Hm, now this makes me curious -- is running recode_pdf not the same thing that archive.org does when you upload? I had naively assumed it would be the same. (Although of course there is always the possibility of different versions of tesseract involved etc).

MerlijnWajer commented 1 year ago

There are a few differences, mainly relating to how DPI is provided and handled. I don't have a mac, so I would not be able to text the mac preview specific things, but I can test with evince, firefox pdf.js and mupdf.

jrochkind commented 1 year ago

Cool, yeah, I'd guess the underlying thing is just trying to figure out why the text layer differs at all, and if it can be made the same or more the same -- clearly the differences are leading MacOS Preview's heuristics to make different determinations of what constitutes a column of text, but even without access to MacOS Preview, the curious thing would be why/how the text element positioning differs in the first place!

jrochkind commented 1 year ago

Oh and I will say, in none of my tests did I supply a "dpi" argument to any tool. I don't know if tesseract and recode_pdf will extract the dpi from the TIFF source, or what. I had enough variables going on in my testing that I decided to just ignore providing dpi in an argument and let the tools do what they will. It would be interesting if that would make a difference, if supplying a dpi to recode_pdf would result in different/better text positioning!

If you think that is plausible, I could try it? Just supply the known dpi of the original TIFF? To both tesseract and recode_pdf I guess?

MerlijnWajer commented 1 year ago

In the case of the simple image, it already has a DPI embedded, so supplying --dpi 400 in this case won't make a difference. I haven't yet tested on the other files, but will try to take a look later this week.
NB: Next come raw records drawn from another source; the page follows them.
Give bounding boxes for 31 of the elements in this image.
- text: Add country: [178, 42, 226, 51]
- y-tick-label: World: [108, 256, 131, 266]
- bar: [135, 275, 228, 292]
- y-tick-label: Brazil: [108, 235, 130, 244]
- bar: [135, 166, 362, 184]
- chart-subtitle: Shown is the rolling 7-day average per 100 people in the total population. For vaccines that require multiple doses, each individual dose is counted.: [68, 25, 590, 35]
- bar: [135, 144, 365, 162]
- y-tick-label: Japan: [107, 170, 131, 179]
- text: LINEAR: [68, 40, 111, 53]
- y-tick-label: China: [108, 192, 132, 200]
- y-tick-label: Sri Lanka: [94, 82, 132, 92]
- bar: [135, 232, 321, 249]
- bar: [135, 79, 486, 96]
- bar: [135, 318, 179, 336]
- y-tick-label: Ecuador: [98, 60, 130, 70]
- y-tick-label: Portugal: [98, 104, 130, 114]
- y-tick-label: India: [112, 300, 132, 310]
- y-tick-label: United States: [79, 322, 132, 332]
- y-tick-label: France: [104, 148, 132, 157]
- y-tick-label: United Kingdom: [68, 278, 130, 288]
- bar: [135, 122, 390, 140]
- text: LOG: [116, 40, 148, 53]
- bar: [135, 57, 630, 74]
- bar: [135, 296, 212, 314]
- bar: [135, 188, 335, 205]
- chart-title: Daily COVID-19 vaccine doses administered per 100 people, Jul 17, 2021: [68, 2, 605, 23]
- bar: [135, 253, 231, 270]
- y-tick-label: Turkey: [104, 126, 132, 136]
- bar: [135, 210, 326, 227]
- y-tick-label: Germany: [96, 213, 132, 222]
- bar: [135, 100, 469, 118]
I also see a difference in evince between Tesseract's text and archive-pdf-tools' text.

MerlijnWajer commented 1 year ago

FYI: Tesseract also has a text only pdf option, pass -c textonly_pdf=1 to get a PDF without the images. I'll try to use that this week to debug/compare to the archive-pdf-tools output.

jrochkind commented 1 year ago

Awesome, thanks! All three source TIFFs should have dpi metadata embedded. The second image is 600dpi, the first and third are 400dpi.

jrochkind commented 1 year ago

(Also, while it's a different issue, the third example, "More complex graphical page" has pretty significant visible artifacts as a result of the MRC compression applied by recode_pdf. the other two do not)

jrochkind commented 1 year ago

Note: img2pdf that we use to embed a jp2 into a single-page PDF -- can only work on jp2's without an "alpha" transparency layer/channel.

I think our TIFFs should not have an alpha channel. And then the jp2's we make from them should not have an alpha layer. And it should not be a problem.

But it has been a problem with some of our test data -- for instance, for whatever reason MacOS Preview seems to add an alpha channel to everything it saves.

If you try to use this on something with an alpha channel, you'll get an error from img2pdf, a TTY::Command::ExitError This function must not be called on images with alpha

Maybe I'll wrap that in a better error.

Note: This is slow at present. MUCH slower than previous PDF generation. We may look at speeding it up. We may look at caching individual PDF pages.

artunit commented 1 year ago

It looks like pdfrenderer.py calculates a font size that is too large in some cases. There is some logic to deal with line slope and other factors that are beyond me, but I think that most calculations fall back on the default font size and this is where the rendering is consistent with Tesseract (I wonder if Tesseract also falls back on a default font size in most cases). I am using a simple pdfrenderer.patch for our major papers project. It will still lean toward missized fonts without specifiying DPI, and our pages tend to be produced with: recode_pdf --dpi 300 --from-imagestack mpaper.jpg --hocr-file mpaper.hocr -o mpaper.pdf This is a pure hack on my part, I notice that the Prima folks took the approach of mapping font metrics by word instead of line, but PDF text mapping seems tricky with either approach and I think the line mapping is more consistent with other PDFs. I love the compact PDFs that _recodepdf produces.